Djokovic's exemption comes two weeks after Russian tennis player Nata Vikhlyantseva revealed she would be unable to travel to the tournament because her vaccine is not recognized by local health authorities.
The Sputnik V is not on the list of vaccines currently approved by the Australian government, leaving world No.195 Vikhlyantseva ineligible to play.
Under the Australian Technical Advisory Group on Immunisation's (ATAGI) current guidelines, a medical exemption is granted to individuals who have an "acute major medical condition (e.g. undergoing major surgery or hospital admission for a serious illness."
The other remaining grounds for a medical exemption concern people who have suffered a "serious adverse event attributed to a previous dose of a Covid-19 vaccine, without another cause identified" and a vaccinee who "is a risk to themselves or others during the vaccination process," due to an "underlying developmental or mental health disorder."
Lastly, exemptions may be given to anyone with a "PCR-confirmed SARS-CoV-2 infection, where vaccination can be deferred until six months," and in cases where individuals have received "anti-SARS-CoV-2 monoclonal antibody or convalescent plasma therapy."
In June 2020, Djokovic tested positive for coronavirus following an exhibition event he organized in Croatia, but since then there have been no reports of him being re-infected with the virus.

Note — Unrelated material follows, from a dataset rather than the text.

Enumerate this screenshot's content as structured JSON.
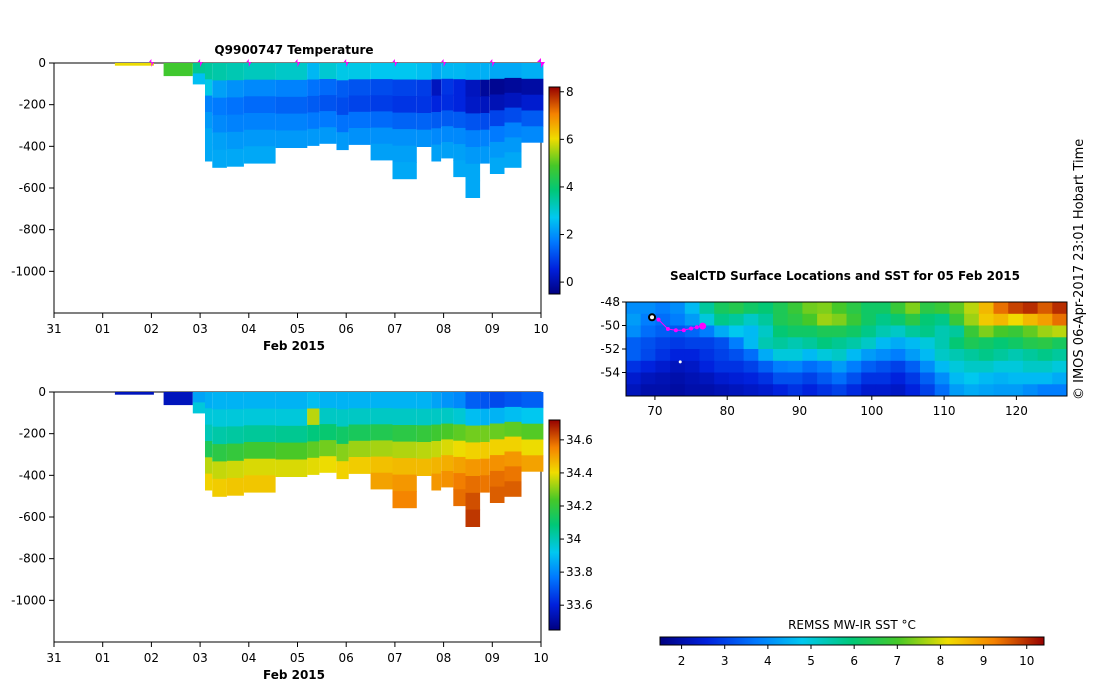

The backlash against the exemption comes after Melbourne residents spent more than 260 days confined to their homes, forbidden to leave except to buy groceries or other essential items, mostly in two long stretches from July to October, 2020 and August to October, 2021.
Australia has started 2022 with a record number of new Covid-19 cases due to a growing outbreak centered in the eastern states.
New South Wales, the most populous state, and Victoria -- home to Melbourne -- both posted daily record case numbers on Saturday, health department figures showed.
Many commented on social media that thousands of Australians had been stranded abroad, unable to return to their home country even to visit sick or dying relatives, due to Australia's strict border controls and quotas on arrivals.
On Tuesday, Djokovic posted a picture of himself at an airport with a caption stating he was "heading Down Under."
"Happy New Year, everybody! Wishing you all health, love, and happiness in every present moment and may you feel love & respect towards all beings on this wonderful planet," he wrote on Instagram.
"I've spent fantastic quality time with my loved ones over the break and today I'm heading Down Under with an exemption permission. Let's go 2022."
Six-time grand slam champion and Djokovic's former coach Boris Becker says the Serbian is not intending to break any laws and should have personal choice over taking the vaccine.
"I think it would be in his best interests to openly speak about it [...] and maybe let everyone in a little bit about what he went through to get this special exemption. I think it will help his cause," Becker told CNN Sport's Amanda Davies.
"Whether you like him or not, you need to respect his achievements."
When asked about how players will respond to Djokovic's exemption, Becker added: "The difference will be nothing from before because he's been beating most of these players he's been seeing in the locker room, so he's not the most popular guy but for various different reasons."
The Australian Open is the first grand slam of the year and is set to run from January 17-30.